Взревел мотор, и пузатое чудище, медленно покачивая крыльями и грузно переваливаясь, двинулось по полю. Наш «сокол» наращивал скорость, потом поправил очки, что-то коротко бросил в микрофон и стремительно поднял машину в воздух. Полет на кукурузнике не отличается комфортабельностью, этот воздушный лайнер постоянно трясет и бросает из стороны в сторону.
Через двадцать минут мотор заглох, винт перестал вращаться, и самолет круто пошел вниз. Колеса его ударились о землю. Нас, сидящих в салоне, здорово тряхануло. Невозмутимый «сокол» лихо подкатил к деревянной будке с надписью «Аэропорт Ухошино».
Мы вылезли наружу и огляделись. Рачья речка – вот она, метров десять шириной, течение довольно быстрое. Называется Полисть. На ее берегу живописно расположились несколько допотопных ветхих бань, заброшенных, видимо. Чуть дальше – десяток домов, большинство из них заколочены.
– Русь-Матушка… – добавил Володя, имевший явную склонность к поэзии.
– Красоту завтра изучать будем, надо где-то спать, – вернул я своих товарищей на псковскую землю, поближе к реальной жизни.
– В любую незапертую дверь можно заходить и спать, – Вова хорошо знал местные обычаи.
– Ну, пошли тогда.
Выбрали мы уютный сеновал, закопались в сухую пахучую траву и мгновенно заснули.
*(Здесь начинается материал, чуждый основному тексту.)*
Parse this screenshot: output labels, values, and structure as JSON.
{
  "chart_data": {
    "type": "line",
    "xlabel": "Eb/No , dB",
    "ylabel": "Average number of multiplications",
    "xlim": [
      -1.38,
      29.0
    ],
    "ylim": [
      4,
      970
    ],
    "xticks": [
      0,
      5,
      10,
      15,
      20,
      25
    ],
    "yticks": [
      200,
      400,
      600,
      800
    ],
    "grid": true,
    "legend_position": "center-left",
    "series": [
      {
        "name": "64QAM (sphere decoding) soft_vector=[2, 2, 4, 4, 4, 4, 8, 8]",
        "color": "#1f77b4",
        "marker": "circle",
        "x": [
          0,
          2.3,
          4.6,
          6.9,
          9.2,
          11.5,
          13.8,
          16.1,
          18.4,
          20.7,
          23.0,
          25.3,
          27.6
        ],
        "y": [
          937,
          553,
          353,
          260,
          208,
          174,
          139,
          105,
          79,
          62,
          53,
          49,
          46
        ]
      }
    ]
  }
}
Как ангелы. Утром я продрал глаза, выбрался из сена и вышел из сарая. Что за чудо?! У входа, на лавке, стоит трехлитровая банка молока, свежий деревенский хлеб, огурцы, редиска, зеленый лук. Откуда такое изобилие? От какого щедрого волшебника подарки? Я разбудил Вову с Колей, Македона не нашел. Но вскоре появился и он. Александр, оказалось, давно проснулся и на рассвете отправился налаживать связи с местным населением. В деревне он очаровал всех старушек, одаривших его продуктами животноводства и огородничества. Вот, значит, кто был таинственным волшебником. С собой Македонский привел сухонького дедушку, аборигена.